Manhasset scores at Intel science fair

Bill San Antonio

Each of the three projects Manhasset High School entered in the Intel International Science and Engineering Fair last weekend in Phoenix, Ariz. earned awards, school officials said.

Though two project groups were recognized as winners in the Environmental Management and Environmental Sciences categories of the competition, all three were honored by Sigma Xi, an international honor society founded in 1886 that offers awards based on the best demonstration of interdisciplinary research, said science research advisor Peter Guastella.

“For Manhasset, it was another great showing,” Guastella said. “We were very proud and honored to have done so well there. The competition receives more than 1,600 projects and all three of ours were recognized by Sigma Xi, which doesn’t give awards to everybody.”

Students Archie Kong, Randy Tung and Arthur Wang won second prize in the Environmental Management category for their research on the effects of single-walled carbon nanotubes on the regeneration activity of three organisms, 

Kong, Tung and Wang won $1,500 for their project and will have a minor planet named after them within the Ceres Connection, discovered by the Lincoln Near Earth Asteroid Research Program of MIT’s Lincoln Laboratory, Guastella said.

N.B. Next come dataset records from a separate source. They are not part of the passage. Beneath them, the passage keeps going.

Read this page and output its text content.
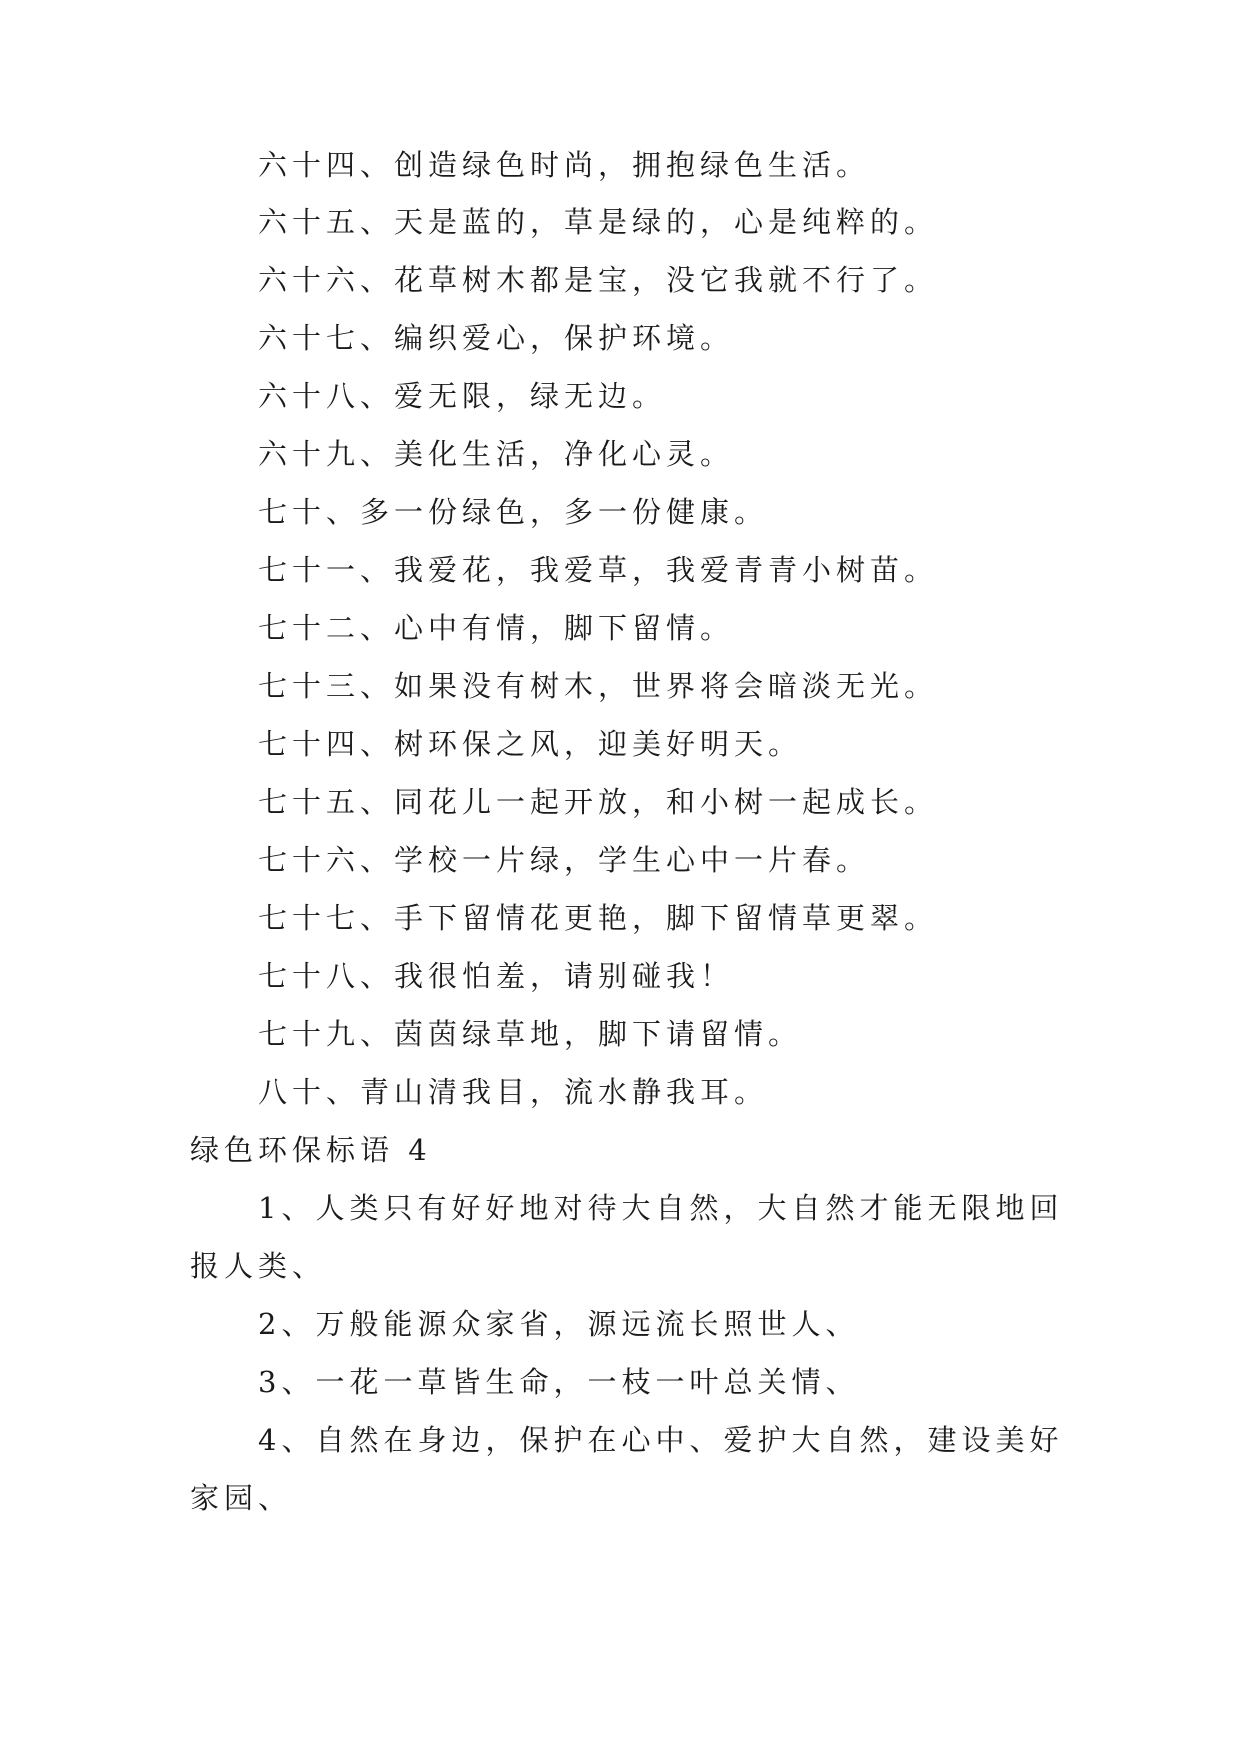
六十四、创造绿色时尚，拥抱绿色生活。
六十五、天是蓝的，草是绿的，心是纯粹的。
六十六、花草树木都是宝，没它我就不行了。
六十七、编织爱心，保护环境。
六十八、爱无限，绿无边。
六十九、美化生活，净化心灵。
七十、多一份绿色，多一份健康。
七十一、我爱花，我爱草，我爱青青小树苗。
七十二、心中有情，脚下留情。
七十三、如果没有树木，世界将会暗淡无光。
七十四、树环保之风，迎美好明天。
七十五、同花儿一起开放，和小树一起成长。
七十六、学校一片绿，学生心中一片春。
七十七、手下留情花更艳，脚下留情草更翠。
七十八、我很怕羞，请别碰我！
七十九、茵茵绿草地，脚下请留情。
八十、青山清我目，流水静我耳。
绿色环保标语 4
1、人类只有好好地对待大自然，大自然才能无限地回
报人类、
2、万般能源众家省，源远流长照世人、
3、一花一草皆生命，一枝一叶总关情、
4、自然在身边，保护在心中、爱护大自然，建设美好
家园、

Kong, Tung and Wang’s project was recognized as an honorable mention by Sigma Xi.

Manhasset student Albert Kim and Herricks High School student Ho Jung won fourth place in the Environmental Sciences category for their gene tests suggesting that the environmental toxin 4-Nonylphenol may promote inflammatory bowel disease.

Kim and Jung were the recipients of $500 for the prize and won Sigma Xi’s First Life Science Award, in the amount of $2,000.

Karalyn Nicole Pappas and Stephanie Ying won Sigma Xi’s Second Life Sciences Award, a prize of $1,000, for their findings on the effects of riluzole and superoxide dismutase on ALS growth in C. Elegans.